The rule is just to try it. I don’t care if you don’t like it, but you will put it in your mouth and swallow it. If you just listen to your kids, you can end up putting them in a bubble where they won’t be exposed to things. You grow your palette; it’s a muscle you develop.
BB: What’s your philosophy on food?
If we care about the food we consume, it can go a very long way toward caring about the planet. We really have a chance to make a conscious choice [with our meals]. If you are an overwhelmed parent, start by picking one lunch box a week to consciously pick sustainable choices. That will make a difference, and within a few months, you’ll find it easy to expand.
BB: Do you have a favorite recipe you’d like to share?

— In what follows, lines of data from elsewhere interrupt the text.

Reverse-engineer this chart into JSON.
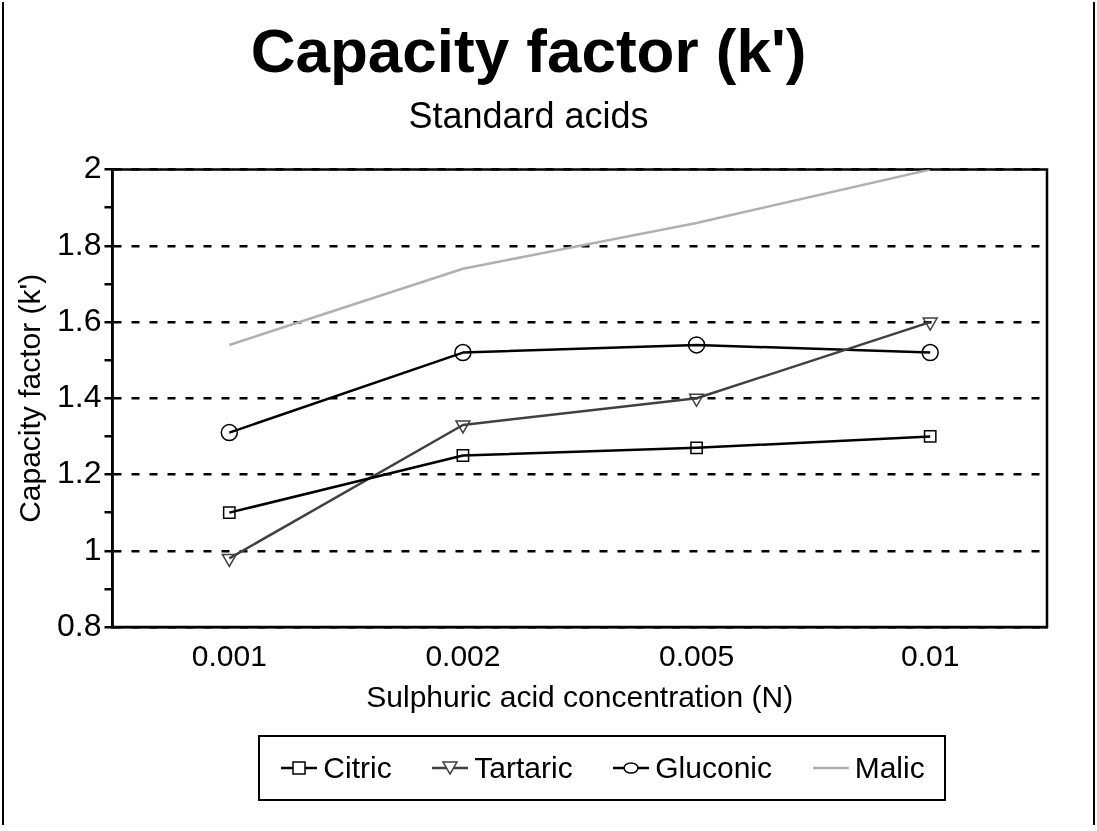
{
  "chart_data": {
    "type": "line",
    "title": "Capacity factor (k')",
    "subtitle": "Standard acids",
    "xlabel": "Sulphuric acid concentration (N)",
    "ylabel": "Capacity factor (k')",
    "categories": [
      "0.001",
      "0.002",
      "0.005",
      "0.01"
    ],
    "series": [
      {
        "name": "Citric",
        "color": "#000000",
        "marker": "square",
        "values": [
          1.1,
          1.25,
          1.27,
          1.3
        ]
      },
      {
        "name": "Tartaric",
        "color": "#404040",
        "marker": "triangle",
        "values": [
          0.98,
          1.33,
          1.4,
          1.6
        ]
      },
      {
        "name": "Gluconic",
        "color": "#000000",
        "marker": "circle",
        "values": [
          1.31,
          1.52,
          1.54,
          1.52
        ]
      },
      {
        "name": "Malic",
        "color": "#b0b0b0",
        "marker": "none",
        "values": [
          1.54,
          1.74,
          1.86,
          2.0
        ]
      }
    ],
    "ylim": [
      0.8,
      2
    ],
    "yticks": [
      0.8,
      {
        "value": 0.9,
        "label": null
      },
      1,
      {
        "value": 1.1,
        "label": null
      },
      1.2,
      {
        "value": 1.3,
        "label": null
      },
      1.4,
      {
        "value": 1.5,
        "label": null
      },
      1.6,
      {
        "value": 1.7,
        "label": null
      },
      1.8,
      {
        "value": 1.9,
        "label": null
      },
      2
    ],
    "grid": "y",
    "legend": "bottom",
    "line_style": "solid"
  }
}
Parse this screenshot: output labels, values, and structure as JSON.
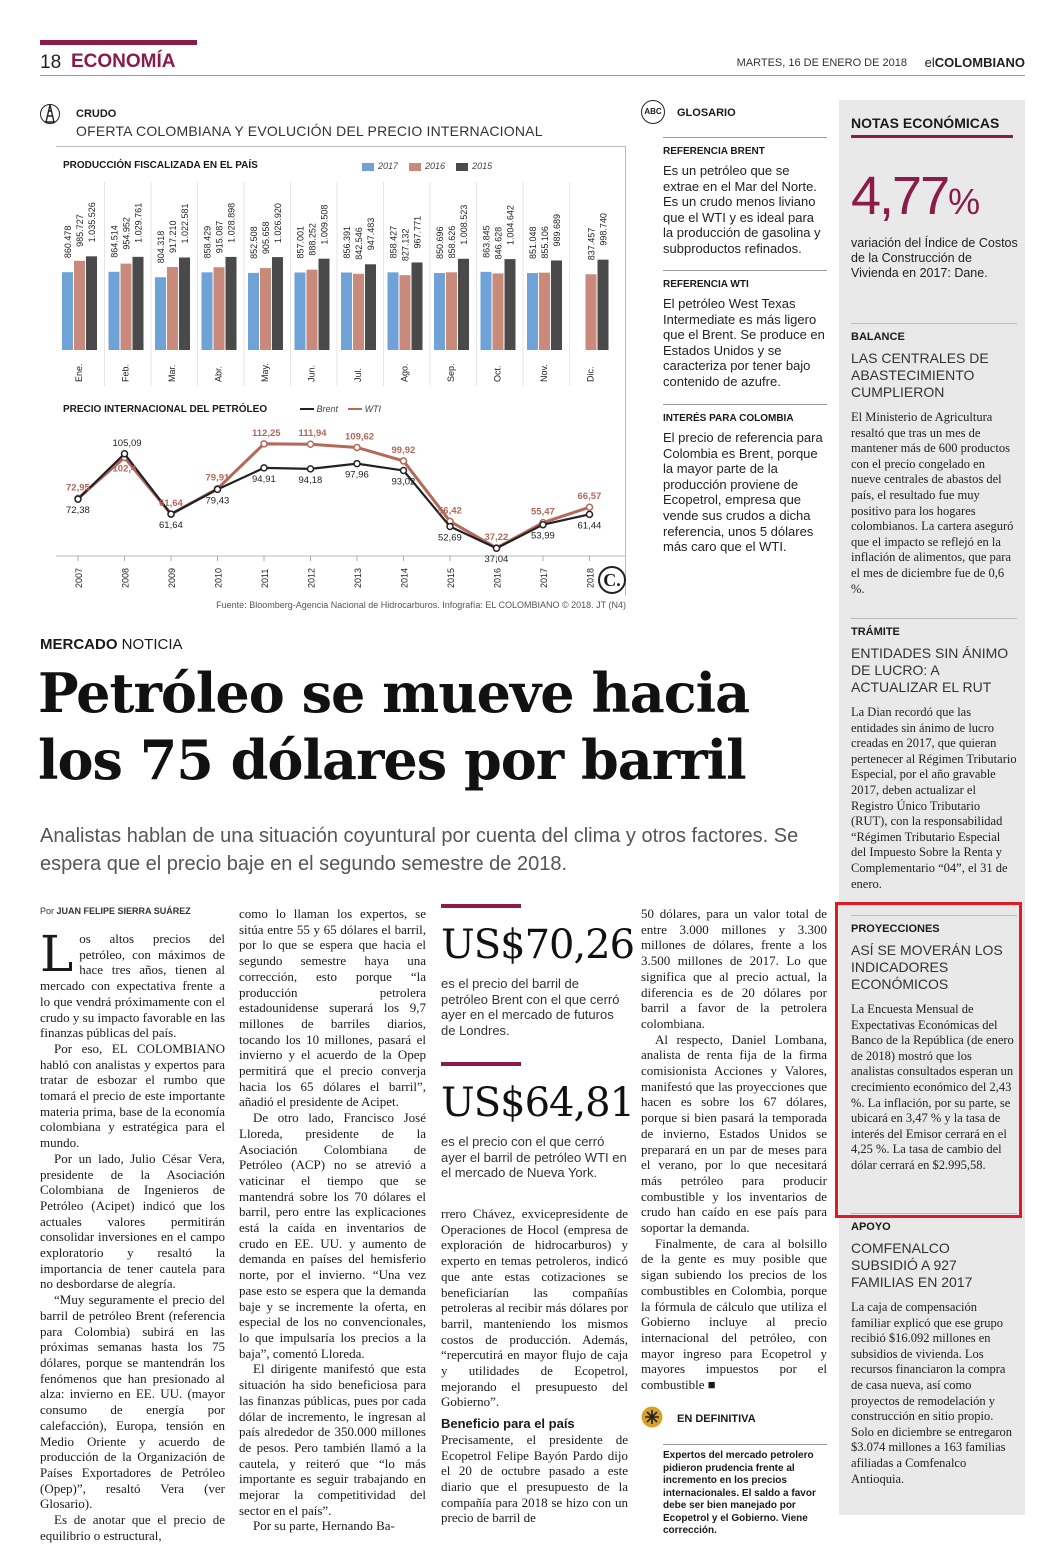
{
  "header": {
    "page_number": "18",
    "section": "ECONOMÍA",
    "date": "MARTES, 16 DE ENERO DE 2018",
    "brand_el": "el",
    "brand_name": "COLOMBIANO"
  },
  "infographic": {
    "label": "CRUDO",
    "title": "OFERTA COLOMBIANA Y EVOLUCIÓN DEL PRECIO INTERNACIONAL",
    "source": "Fuente: Bloomberg-Agencia Nacional de Hidrocarburos. Infografía: EL COLOMBIANO © 2018. JT (N4)",
    "logo": "C."
  },
  "chart_data": [
    {
      "type": "bar",
      "title": "PRODUCCIÓN FISCALIZADA EN EL PAÍS",
      "categories": [
        "Ene.",
        "Feb.",
        "Mar.",
        "Abr.",
        "May.",
        "Jun.",
        "Jul.",
        "Ago.",
        "Sep.",
        "Oct.",
        "Nov.",
        "Dic."
      ],
      "series": [
        {
          "name": "2017",
          "color": "#6fa3d8",
          "values": [
            860478,
            864514,
            804318,
            858429,
            852508,
            857001,
            856391,
            858427,
            850696,
            863845,
            851048,
            null
          ],
          "labels": [
            "860.478",
            "864.514",
            "804.318",
            "858.429",
            "852.508",
            "857.001",
            "856.391",
            "858.427",
            "850.696",
            "863.845",
            "851.048",
            ""
          ]
        },
        {
          "name": "2016",
          "color": "#c98a7c",
          "values": [
            985727,
            954952,
            917210,
            915087,
            905658,
            888252,
            842546,
            827132,
            858626,
            846628,
            855106,
            837457
          ],
          "labels": [
            "985.727",
            "954.952",
            "917.210",
            "915.087",
            "905.658",
            "888.252",
            "842.546",
            "827.132",
            "858.626",
            "846.628",
            "855.106",
            "837.457"
          ]
        },
        {
          "name": "2015",
          "color": "#4a4a4a",
          "values": [
            1035526,
            1029761,
            1022581,
            1028898,
            1026920,
            1009508,
            947483,
            967771,
            1008523,
            1004642,
            989689,
            998740
          ],
          "labels": [
            "1.035.526",
            "1.029.761",
            "1.022.581",
            "1.028.898",
            "1.026.920",
            "1.009.508",
            "947.483",
            "967.771",
            "1.008.523",
            "1.004.642",
            "989.689",
            "998.740"
          ]
        }
      ],
      "ylim": [
        0,
        1100000
      ]
    },
    {
      "type": "line",
      "title": "PRECIO INTERNACIONAL DEL PETRÓLEO",
      "x": [
        "2007",
        "2008",
        "2009",
        "2010",
        "2011",
        "2012",
        "2013",
        "2014",
        "2015",
        "2016",
        "2017",
        "2018"
      ],
      "series": [
        {
          "name": "Brent",
          "color": "#222222",
          "values": [
            72.38,
            105.09,
            61.64,
            79.43,
            94.91,
            94.18,
            97.96,
            93.02,
            52.69,
            37.04,
            53.99,
            61.44
          ],
          "labels": [
            "72,38",
            "105,09",
            "61,64",
            "79,43",
            "94,91",
            "94,18",
            "97,96",
            "93,02",
            "52,69",
            "37,04",
            "53,99",
            "61,44"
          ]
        },
        {
          "name": "WTI",
          "color": "#b5675a",
          "values": [
            72.95,
            102.4,
            61.64,
            79.91,
            112.25,
            111.94,
            109.62,
            99.92,
            56.42,
            37.22,
            55.47,
            66.57
          ],
          "labels": [
            "72,95",
            "102,4",
            "61,64",
            "79,91",
            "112,25",
            "111,94",
            "109,62",
            "99,92",
            "56,42",
            "37,22",
            "55,47",
            "66,57"
          ]
        }
      ]
    }
  ],
  "glosario": {
    "icon": "ABC",
    "title": "GLOSARIO",
    "items": [
      {
        "title": "REFERENCIA BRENT",
        "text": "Es un petróleo que se extrae en el Mar del Norte. Es un crudo menos liviano que el WTI y es ideal para la producción de gasolina y subproductos refinados."
      },
      {
        "title": "REFERENCIA WTI",
        "text": "El petróleo West Texas Intermediate es más ligero que el Brent. Se produce en Estados Unidos y se caracteriza por tener bajo contenido de azufre."
      },
      {
        "title": "INTERÉS PARA COLOMBIA",
        "text": "El precio de referencia para Colombia es Brent, porque la mayor parte de la producción proviene de Ecopetrol, empresa que vende sus crudos a dicha referencia, unos 5 dólares más caro que el WTI."
      }
    ]
  },
  "article": {
    "kicker_bold": "MERCADO",
    "kicker": " NOTICIA",
    "headline": "Petróleo se mueve hacia los 75 dólares por barril",
    "subhead": "Analistas hablan de una situación coyuntural por cuenta del clima y otros factores. Se espera que el precio baje en el segundo semestre de 2018.",
    "byline_pre": "Por ",
    "byline": "JUAN FELIPE SIERRA SUÁREZ",
    "dropcap": "L",
    "col1": [
      "os altos precios del petróleo, con máximos de hace tres años, tienen al mercado con expectativa frente a lo que vendrá próximamente con el crudo y su impacto favorable en las finanzas públicas del país.",
      "Por eso, EL COLOMBIANO habló con analistas y expertos para tratar de esbozar el rumbo que tomará el precio de este importante materia prima, base de la economía colombiana y estratégica para el mundo.",
      "Por un lado, Julio César Vera, presidente de la Asociación Colombiana de Ingenieros de Petróleo (Acipet) indicó que los actuales valores permitirán consolidar inversiones en el campo exploratorio y resaltó la importancia de tener cautela para no desbordarse de alegría.",
      "“Muy seguramente el precio del barril de petróleo Brent (referencia para Colombia) subirá en las próximas semanas hasta los 75 dólares, porque se mantendrán los fenómenos que han presionado al alza: invierno en EE. UU. (mayor consumo de energía por calefacción), Europa, tensión en Medio Oriente y acuerdo de producción de la Organización de Países Exportadores de Petróleo (Opep)”, resaltó Vera (ver Glosario).",
      "Es de anotar que el precio de equilibrio o estructural,"
    ],
    "col2": [
      "como lo llaman los expertos, se sitúa entre 55 y 65 dólares el barril, por lo que se espera que hacia el segundo semestre haya una corrección, esto porque “la producción petrolera estadounidense superará los 9,7 millones de barriles diarios, tocando los 10 millones, pasará el invierno y el acuerdo de la Opep permitirá que el precio converja hacia los 65 dólares el barril”, añadió el presidente de Acipet.",
      "De otro lado, Francisco José Lloreda, presidente de la Asociación Colombiana de Petróleo (ACP) no se atrevió a vaticinar el tiempo que se mantendrá sobre los 70 dólares el barril, pero entre las explicaciones está la caída en inventarios de crudo en EE. UU. y aumento de demanda en países del hemisferio norte, por el invierno. “Una vez pase esto se espera que la demanda baje y se incremente la oferta, en especial de los no convencionales, lo que impulsaría los precios a la baja”, comentó Lloreda.",
      "El dirigente manifestó que esta situación ha sido beneficiosa para las finanzas públicas, pues por cada dólar de incremento, le ingresan al país alrededor de 350.000 millones de pesos. Pero también llamó a la cautela, y reiteró que “lo más importante es seguir trabajando en mejorar la competitividad del sector en el país”.",
      "Por su parte, Hernando Ba-"
    ],
    "pq1_num": "US$70,26",
    "pq1_text": "es el precio del barril de petróleo Brent con el que cerró ayer en el mercado de futuros de Londres.",
    "pq2_num": "US$64,81",
    "pq2_text": "es el precio con el que cerró ayer el barril de petróleo WTI en el mercado de Nueva York.",
    "col3a": "rrero Chávez, exvicepresidente de Operaciones de Hocol (empresa de exploración de hidrocarburos) y experto en temas petroleros, indicó que ante estas cotizaciones se beneficiarían las compañías petroleras al recibir más dólares por barril, manteniendo los mismos costos de producción. Además, “repercutirá en mayor flujo de caja y utilidades de Ecopetrol, mejorando el presupuesto del Gobierno”.",
    "col3_subhead": "Beneficio para el país",
    "col3b": "Precisamente, el presidente de Ecopetrol Felipe Bayón Pardo dijo el 20 de octubre pasado a este diario que el presupuesto de la compañía para 2018 se hizo con un precio de barril de",
    "col4": [
      "50 dólares, para un valor total de entre 3.000 millones y 3.300 millones de dólares, frente a los 3.500 millones de 2017. Lo que significa que al precio actual, la diferencia es de 20 dólares por barril a favor de la petrolera colombiana.",
      "Al respecto, Daniel Lombana, analista de renta fija de la firma comisionista Acciones y Valores, manifestó que las proyecciones que hacen es sobre los 67 dólares, porque si bien pasará la temporada de invierno, Estados Unidos se preparará en un par de meses para el verano, por lo que necesitará más petróleo para producir combustible y los inventarios de crudo han caído en ese país para soportar la demanda.",
      "Finalmente, de cara al bolsillo de la gente es muy posible que sigan subiendo los precios de los combustibles en Colombia, porque la fórmula de cálculo que utiliza el Gobierno incluye al precio internacional del petróleo, con mayor ingreso para Ecopetrol y mayores impuestos por el combustible ■"
    ]
  },
  "definitiva": {
    "title": "EN DEFINITIVA",
    "text": "Expertos del mercado petrolero pidieron prudencia frente al incremento en los precios internacionales. El saldo a favor debe ser bien manejado por Ecopetrol y el Gobierno. Viene corrección."
  },
  "sidebar": {
    "title": "NOTAS ECONÓMICAS",
    "big_number": "4,77",
    "big_unit": "%",
    "big_desc": "variación del Índice de Costos de la Construcción de Vivienda en 2017: Dane.",
    "items": [
      {
        "label": "BALANCE",
        "head": "LAS CENTRALES DE ABASTECIMIENTO CUMPLIERON",
        "body": "El Ministerio de Agricultura resaltó que tras un mes de mantener más de 600 productos con el precio congelado en nueve centrales de abastos del país, el resultado fue muy positivo para los hogares colombianos. La cartera aseguró que el impacto se reflejó en la inflación de alimentos, que para el mes de diciembre fue de 0,6 %."
      },
      {
        "label": "TRÁMITE",
        "head": "ENTIDADES SIN ÁNIMO DE LUCRO: A ACTUALIZAR EL RUT",
        "body": "La Dian recordó que las entidades sin ánimo de lucro creadas en 2017, que quieran pertenecer al Régimen Tributario Especial, por el año gravable 2017, deben actualizar el Registro Único Tributario (RUT), con la responsabilidad “Régimen Tributario Especial del Impuesto Sobre la Renta y Complementario “04”, el 31 de enero."
      },
      {
        "label": "PROYECCIONES",
        "head": "ASÍ SE MOVERÁN LOS INDICADORES ECONÓMICOS",
        "body": "La Encuesta Mensual de Expectativas Económicas del Banco de la República (de enero de 2018) mostró que los analistas consultados esperan un crecimiento económico del 2,43 %. La inflación, por su parte, se ubicará en 3,47 % y la tasa de interés del Emisor cerrará en el 4,25 %. La tasa de cambio del dólar cerrará en $2.995,58."
      },
      {
        "label": "APOYO",
        "head": "COMFENALCO SUBSIDIÓ A 927 FAMILIAS EN 2017",
        "body": "La caja de compensación familiar explicó que ese grupo recibió $16.092 millones en subsidios de vivienda. Los recursos financiaron la compra de casa nueva, así como proyectos de remodelación y construcción en sitio propio. Solo en diciembre se entregaron $3.074 millones a 163 familias afiliadas a Comfenalco Antioquia."
      }
    ]
  }
}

Lemon Zest Turkey Meatballs & Spicy Mayonnaise.
For the meatballs:
2lbs of ground turkey
2 egg yolks
1 cup of panko
zest of one-half of a lemon (preferably organic, non-treated), chopped very thin
chopped herbs such as parsley
salt and pepper to taste
Mix everything and then shape little balls about 1.5 inches in diameter. Add the panko: the exact amount will depend on the quality of your turkey: you want to be able to shape your meatballs so they are firm enough. Remember to rinse your hands often under cold water so they do not get too sticky. Heat the olive oil in a sautée pan and brown the meatballs. Reduce the heat & cover so they can cook through, about 15 minutes. It is important not to make the balls too big, otherwise it is impossible to cook them through.
For the mayo:
2 teaspoons dijon mustard
1 egg yolk
juice of 1 lemon
extra virgin olive oil
In a bowl, mix all but the oil, beating everything so it is really smooth and homogenous. Then add olive oil really slowly, beating continuously until it becomes a thick mayonnaise. Refrigerate at least 15 minutes before serving.